# Hot tub GFCI tripping intermittently



## Mouser (May 4, 2011)

think a call to the manufacturer would be the next step since its a new unit.


----------



## macmikeman (Jan 23, 2007)

Two major places to look. #1 is 95% of the time- faulty heating element. #2 is how dry is the panel where the gfi is located. It doesn't take very much to trip a gfi breaker.


----------



## sbrn33 (Mar 15, 2007)

Pretty rare that it is straight 240 volt but it would trip right away if it was wrong.


----------



## kwik (Sep 21, 2012)

the spa pack is dry and all connections are tight and correct. Is there some instruction on metering/meggering the element?


----------



## zac (May 11, 2009)

Did you land the neutrals correctly? 

Sent from my SM-G930T using Tapatalk


----------



## 99cents (Aug 20, 2012)

I would make sure your end of things is good and then let the hot tub guys figure out their end.


----------



## kwik (Sep 21, 2012)

yes the neutrals are all proper.


----------



## 99cents (Aug 20, 2012)

If it's teck, did you nick a wire stripping it?


----------



## macmikeman (Jan 23, 2007)

Meg each end to ground with the leads detached. There is continuity / resistance across elements, simple resistance test with multimeter for across the element. I don't recall the range you should be reading in ohms for spa heating elements, but it rarely would matter , the gfi is looking at current leakage not how much current the element needs to perform it's job. The last time I had to go thru the hot tub dance, the manufacturer on the phone told me which brand of gfi circuit breaker they approve of , which of course they didn't mention in the installation manual. I found that to be rather astounding of an admission on their part. I say fix your crap before it leaves the factory, not afterwards by the field guys. Almost every case of gfi problems I have ever seen for hot tubs was solved by the swap out of elements, but sometimes it takes a few elements before the good one is installed.


----------



## kwik (Sep 21, 2012)

meggered and everything looks fine.... I'm stumped!


----------



## oliquir (Jan 13, 2011)

put your meter in mA setting and check ground current, ensure nobody is touching the spa while doing that! normal leakage should be under 2-3 ma


----------



## eddy current (Feb 28, 2009)

If it is new you can void warranty messing with it. STOP. Call the place that supplied it. they will send a tech.


----------



## macmikeman (Jan 23, 2007)

eddy current said:


> If it is new you can void warranty messing with it. STOP. Call the place that supplied it. they will send a tech.
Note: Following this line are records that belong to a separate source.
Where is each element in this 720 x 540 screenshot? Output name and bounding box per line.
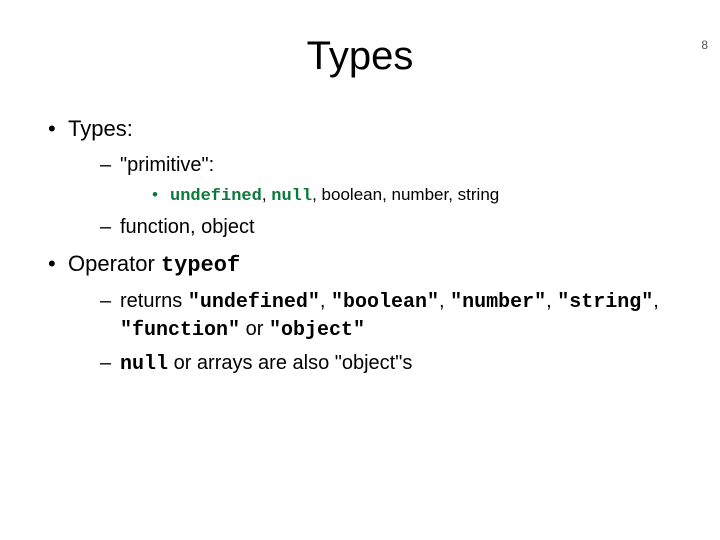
bullet-function-object-label: function, object	[120, 216, 255, 238]
bullet-operator-prefix: Operator	[68, 251, 161, 276]
bullet-types-label: Types:	[68, 116, 133, 141]
ret-string: "string"	[557, 291, 653, 314]
bullet-operator: Operator typeof returns "undefined", "bo…	[48, 250, 690, 379]
sep-1: ,	[262, 185, 271, 204]
bullet-primitive: "primitive": undefined, null, boolean, n…	[100, 152, 690, 208]
sep-3: ,	[382, 185, 391, 204]
ret-boolean: "boolean"	[331, 291, 439, 314]
code-null-2: null	[120, 353, 168, 376]
ret-function: "function"	[120, 319, 240, 342]
slide-title: Types	[0, 34, 720, 79]
ret-number: "number"	[450, 291, 546, 314]
slide: 8 Types Types: "primitive": undefined, n…	[0, 34, 720, 540]
sep-r3: ,	[546, 290, 557, 312]
page-number: 8	[701, 38, 708, 52]
returns-or: or	[246, 318, 269, 340]
code-typeof: typeof	[161, 253, 240, 278]
text-string: string	[458, 185, 500, 204]
sep-2: ,	[312, 185, 321, 204]
sep-r2: ,	[439, 290, 450, 312]
slide-body: Types: "primitive": undefined, null, boo…	[0, 115, 720, 378]
null-arrays-text: or arrays are also "object"s	[174, 352, 413, 374]
bullet-null-arrays: null or arrays are also "object"s	[100, 350, 690, 378]
sep-4: ,	[448, 185, 457, 204]
code-undefined: undefined	[170, 187, 262, 206]
sep-r1: ,	[320, 290, 331, 312]
returns-prefix: returns	[120, 290, 188, 312]
sep-r4: ,	[653, 290, 659, 312]
ret-undefined: "undefined"	[188, 291, 320, 314]
code-null: null	[271, 187, 312, 206]
bullet-returns: returns "undefined", "boolean", "number"…	[100, 288, 690, 344]
bullet-function-object: function, object	[100, 214, 690, 240]
bullet-primitive-label: "primitive":	[120, 154, 214, 176]
text-boolean: boolean	[322, 185, 383, 204]
bullet-types: Types: "primitive": undefined, null, boo…	[48, 115, 690, 240]
ret-object: "object"	[269, 319, 365, 342]
text-number: number	[392, 185, 449, 204]
bullet-primitive-list: undefined, null, boolean, number, string	[152, 184, 690, 208]
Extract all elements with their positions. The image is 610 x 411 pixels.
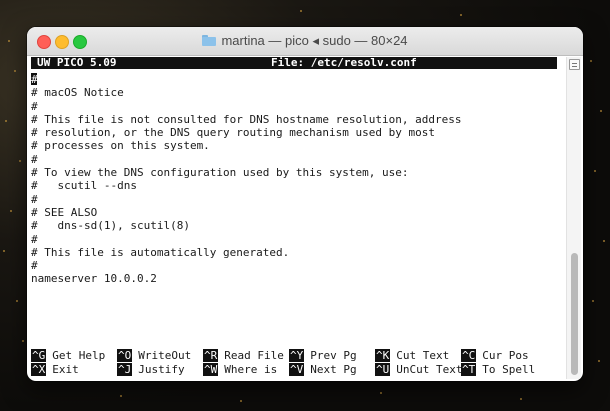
shortcut-get-help[interactable]: ^G Get Help [31,349,105,363]
shortcut-label: Exit [52,363,79,376]
editor-line: # [31,73,557,86]
editor-line: # resolution, or the DNS query routing m… [31,126,435,140]
editor-line: # scutil --dns [31,179,137,193]
editor-line: # [31,232,38,246]
editor-line: # processes on this system. [31,139,210,153]
pico-file-label: File: /etc/resolv.conf [271,56,417,69]
shortcut-cut-text[interactable]: ^K Cut Text [375,349,449,363]
menu-icon[interactable] [569,59,580,70]
shortcut-key: ^Y [289,349,305,362]
shortcut-prev-pg[interactable]: ^Y Prev Pg [289,349,357,363]
editor-line: # [31,259,38,273]
shortcut-key: ^U [375,363,391,376]
shortcut-key: ^G [31,349,47,362]
editor-line: # macOS Notice [31,86,124,100]
window-title-container: martina — pico ◂ sudo — 80×24 [27,33,583,49]
shortcut-justify[interactable]: ^J Justify [117,363,185,377]
editor-line: # [31,192,38,206]
shortcut-label: Read File [224,349,284,362]
pico-status-bar: UW PICO 5.09 File: /etc/resolv.conf [31,57,557,69]
shortcut-cur-pos[interactable]: ^C Cur Pos [461,349,529,363]
scroll-thumb[interactable] [571,253,578,375]
editor-line: # [31,152,38,166]
shortcut-key: ^O [117,349,133,362]
terminal-content[interactable]: UW PICO 5.09 File: /etc/resolv.conf # # m… [31,57,561,379]
shortcut-label: Prev Pg [310,349,357,362]
shortcut-writeout[interactable]: ^O WriteOut [117,349,191,363]
shortcut-label: UnCut Text [396,363,463,376]
editor-line-text: # [31,73,38,86]
editor-line: # This file is automatically generated. [31,245,290,259]
shortcut-to-spell[interactable]: ^T To Spell [461,363,535,377]
window-title: martina — pico ◂ sudo — 80×24 [221,33,408,48]
editor-line: nameserver 10.0.0.2 [31,272,157,286]
shortcut-label: Justify [138,363,185,376]
shortcut-label: Where is [224,363,278,376]
shortcut-bar: ^G Get Help ^O WriteOut ^R Read File ^Y Prev Pg… [31,349,557,377]
shortcut-label: Get Help [52,349,106,362]
editor-line: # To view the DNS configuration used by … [31,166,409,180]
shortcut-read-file[interactable]: ^R Read File [203,349,284,363]
editor-line: # SEE ALSO [31,205,98,219]
shortcut-key: ^T [461,363,477,376]
shortcut-row-1: ^G Get Help ^O WriteOut ^R Read File ^Y Prev Pg… [31,349,557,363]
shortcut-key: ^V [289,363,305,376]
shortcut-uncut-text[interactable]: ^U UnCut Text [375,363,462,377]
editor-area[interactable]: # # macOS Notice # # This file is not consu… [31,73,557,286]
pico-version: UW PICO 5.09 [37,56,117,69]
shortcut-row-2: ^X Exit ^J Justify ^W Where is ^V Next Pg ^U UnCu… [31,363,557,377]
terminal-window: martina — pico ◂ sudo — 80×24 UW PICO 5.… [27,27,583,381]
shortcut-label: Cut Text [396,349,450,362]
shortcut-next-pg[interactable]: ^V Next Pg [289,363,357,377]
shortcut-key: ^C [461,349,477,362]
shortcut-label: Next Pg [310,363,357,376]
shortcut-label: Cur Pos [482,349,529,362]
shortcut-label: WriteOut [138,349,192,362]
shortcut-where-is[interactable]: ^W Where is [203,363,277,377]
shortcut-key: ^J [117,363,133,376]
shortcut-key: ^X [31,363,47,376]
editor-line: # This file is not consulted for DNS hos… [31,112,462,126]
shortcut-key: ^W [203,363,219,376]
vertical-scrollbar[interactable] [566,57,581,379]
title-bar[interactable]: martina — pico ◂ sudo — 80×24 [27,27,583,56]
shortcut-key: ^R [203,349,219,362]
shortcut-key: ^K [375,349,391,362]
folder-icon [202,35,217,46]
editor-line: # dns-sd(1), scutil(8) [31,219,190,233]
shortcut-exit[interactable]: ^X Exit [31,363,79,377]
shortcut-label: To Spell [482,363,536,376]
editor-line: # [31,99,38,113]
So then, just to be fair, does a tech touching the hot tub void my permit and warranty as well? (I'm all for reducing exposure wherever I can ......)


----------



## Service Call (Jul 9, 2011)

eddy current said:


> If it is new you can void warranty messing with it. STOP. Call the place that supplied it. they will send a tech.




What he said[emoji106]


Sent from my iPhone using Tapatalk


----------



## eddy current (Feb 28, 2009)

macmikeman said:


> So then, just to be fair, does a tech touching the hot tub void my permit and warranty as well? (I'm all for reducing exposure wherever I can ......)
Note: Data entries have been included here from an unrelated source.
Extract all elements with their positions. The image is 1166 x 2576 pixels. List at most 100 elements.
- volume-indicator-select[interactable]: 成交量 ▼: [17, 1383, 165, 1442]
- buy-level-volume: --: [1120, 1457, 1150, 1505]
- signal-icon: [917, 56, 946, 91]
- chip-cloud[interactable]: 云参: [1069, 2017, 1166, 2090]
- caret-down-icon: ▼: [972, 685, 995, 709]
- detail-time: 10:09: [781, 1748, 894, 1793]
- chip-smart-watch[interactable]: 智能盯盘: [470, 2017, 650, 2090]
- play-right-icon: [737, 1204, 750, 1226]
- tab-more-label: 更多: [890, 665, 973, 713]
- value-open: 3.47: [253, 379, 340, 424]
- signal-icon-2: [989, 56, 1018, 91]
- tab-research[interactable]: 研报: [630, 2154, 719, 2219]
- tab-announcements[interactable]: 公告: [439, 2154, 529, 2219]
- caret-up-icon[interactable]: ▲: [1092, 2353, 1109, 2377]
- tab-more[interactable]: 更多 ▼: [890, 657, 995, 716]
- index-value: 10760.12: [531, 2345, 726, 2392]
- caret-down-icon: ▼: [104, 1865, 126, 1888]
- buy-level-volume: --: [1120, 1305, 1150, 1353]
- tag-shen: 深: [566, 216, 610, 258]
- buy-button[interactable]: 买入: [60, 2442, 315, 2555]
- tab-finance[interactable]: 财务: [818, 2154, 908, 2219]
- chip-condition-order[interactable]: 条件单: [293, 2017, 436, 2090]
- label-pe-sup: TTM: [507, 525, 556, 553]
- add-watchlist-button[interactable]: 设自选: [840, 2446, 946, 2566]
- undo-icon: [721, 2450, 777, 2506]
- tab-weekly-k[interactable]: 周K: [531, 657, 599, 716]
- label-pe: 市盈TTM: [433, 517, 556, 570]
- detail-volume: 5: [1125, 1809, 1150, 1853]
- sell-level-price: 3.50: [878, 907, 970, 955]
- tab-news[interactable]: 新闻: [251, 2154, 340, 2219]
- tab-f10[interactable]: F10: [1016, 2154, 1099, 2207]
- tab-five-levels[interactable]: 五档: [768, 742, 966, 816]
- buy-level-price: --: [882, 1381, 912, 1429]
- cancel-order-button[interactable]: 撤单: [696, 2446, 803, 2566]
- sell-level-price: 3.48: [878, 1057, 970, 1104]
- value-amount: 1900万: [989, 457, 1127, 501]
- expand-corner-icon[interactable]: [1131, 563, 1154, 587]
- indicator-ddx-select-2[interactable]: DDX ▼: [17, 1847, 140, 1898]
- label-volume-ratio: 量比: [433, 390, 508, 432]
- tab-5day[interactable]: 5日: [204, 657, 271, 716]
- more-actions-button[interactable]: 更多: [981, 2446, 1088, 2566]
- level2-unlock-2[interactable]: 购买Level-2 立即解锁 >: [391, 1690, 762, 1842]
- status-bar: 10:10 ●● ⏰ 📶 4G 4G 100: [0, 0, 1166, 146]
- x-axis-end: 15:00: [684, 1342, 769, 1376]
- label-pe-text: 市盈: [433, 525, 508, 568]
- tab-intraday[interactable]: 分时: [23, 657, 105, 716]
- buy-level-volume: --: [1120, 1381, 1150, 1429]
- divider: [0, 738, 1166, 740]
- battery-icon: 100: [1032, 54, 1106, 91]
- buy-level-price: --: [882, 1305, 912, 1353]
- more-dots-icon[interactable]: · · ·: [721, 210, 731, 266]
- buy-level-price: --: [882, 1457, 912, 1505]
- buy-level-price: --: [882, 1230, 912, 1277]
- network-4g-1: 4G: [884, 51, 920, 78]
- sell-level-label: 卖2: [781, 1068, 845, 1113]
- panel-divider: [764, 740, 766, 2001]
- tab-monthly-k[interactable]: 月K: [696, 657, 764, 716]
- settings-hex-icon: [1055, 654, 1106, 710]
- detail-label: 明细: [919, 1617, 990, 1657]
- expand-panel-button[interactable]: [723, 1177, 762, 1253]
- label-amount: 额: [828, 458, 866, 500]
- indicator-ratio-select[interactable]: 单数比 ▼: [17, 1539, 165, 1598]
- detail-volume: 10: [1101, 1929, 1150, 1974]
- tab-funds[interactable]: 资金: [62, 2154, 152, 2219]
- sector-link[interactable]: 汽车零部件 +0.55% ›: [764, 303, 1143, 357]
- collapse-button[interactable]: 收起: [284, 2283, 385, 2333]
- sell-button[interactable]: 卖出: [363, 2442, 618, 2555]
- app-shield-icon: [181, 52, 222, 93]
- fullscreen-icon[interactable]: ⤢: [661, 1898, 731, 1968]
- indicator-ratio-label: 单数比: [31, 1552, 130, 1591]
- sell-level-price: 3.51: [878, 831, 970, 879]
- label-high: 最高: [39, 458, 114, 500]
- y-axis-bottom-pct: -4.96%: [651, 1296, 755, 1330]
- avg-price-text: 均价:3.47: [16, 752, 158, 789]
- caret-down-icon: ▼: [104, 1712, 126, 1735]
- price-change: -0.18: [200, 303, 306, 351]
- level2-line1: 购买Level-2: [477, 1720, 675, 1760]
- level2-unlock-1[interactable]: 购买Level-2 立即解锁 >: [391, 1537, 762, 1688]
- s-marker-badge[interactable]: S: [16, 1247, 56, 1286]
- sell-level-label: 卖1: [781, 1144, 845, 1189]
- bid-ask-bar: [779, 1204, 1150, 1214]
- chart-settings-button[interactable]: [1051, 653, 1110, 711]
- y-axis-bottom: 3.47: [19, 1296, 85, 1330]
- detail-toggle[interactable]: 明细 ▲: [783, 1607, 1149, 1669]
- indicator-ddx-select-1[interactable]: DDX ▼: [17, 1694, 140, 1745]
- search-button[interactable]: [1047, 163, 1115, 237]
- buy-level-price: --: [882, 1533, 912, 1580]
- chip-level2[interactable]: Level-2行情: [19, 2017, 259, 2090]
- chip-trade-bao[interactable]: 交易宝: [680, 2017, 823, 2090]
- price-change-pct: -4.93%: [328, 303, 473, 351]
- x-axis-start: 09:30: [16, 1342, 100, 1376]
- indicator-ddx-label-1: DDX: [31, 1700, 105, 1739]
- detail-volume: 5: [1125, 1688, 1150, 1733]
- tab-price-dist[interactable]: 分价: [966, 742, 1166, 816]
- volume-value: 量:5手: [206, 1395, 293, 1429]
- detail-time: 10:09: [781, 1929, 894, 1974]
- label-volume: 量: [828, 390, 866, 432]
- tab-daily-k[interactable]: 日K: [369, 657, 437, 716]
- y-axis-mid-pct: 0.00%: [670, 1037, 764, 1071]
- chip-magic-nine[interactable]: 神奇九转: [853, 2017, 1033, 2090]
Our permit would only cover the installation......If there is a permit:icon_wink: Electrician is not responsible for the equipment.

No reason for the tech to touch the feed or any part of the install.


----------



## sbrn33 (Mar 15, 2007)

I don't understand why you would work on a new hot tub? Make sure your wiring is correct and then tell them to call the place they bought it from. 
Now you need to pray you didn't hurt anything by megging it.


----------



## Signal1 (Feb 10, 2016)

eddy current said:


> If it is new you can void warranty messing with it. STOP. Call the place that supplied it. they will send a tech.


DingDingDingDingDingDingDingDingDingDingDingDing!!!!


----------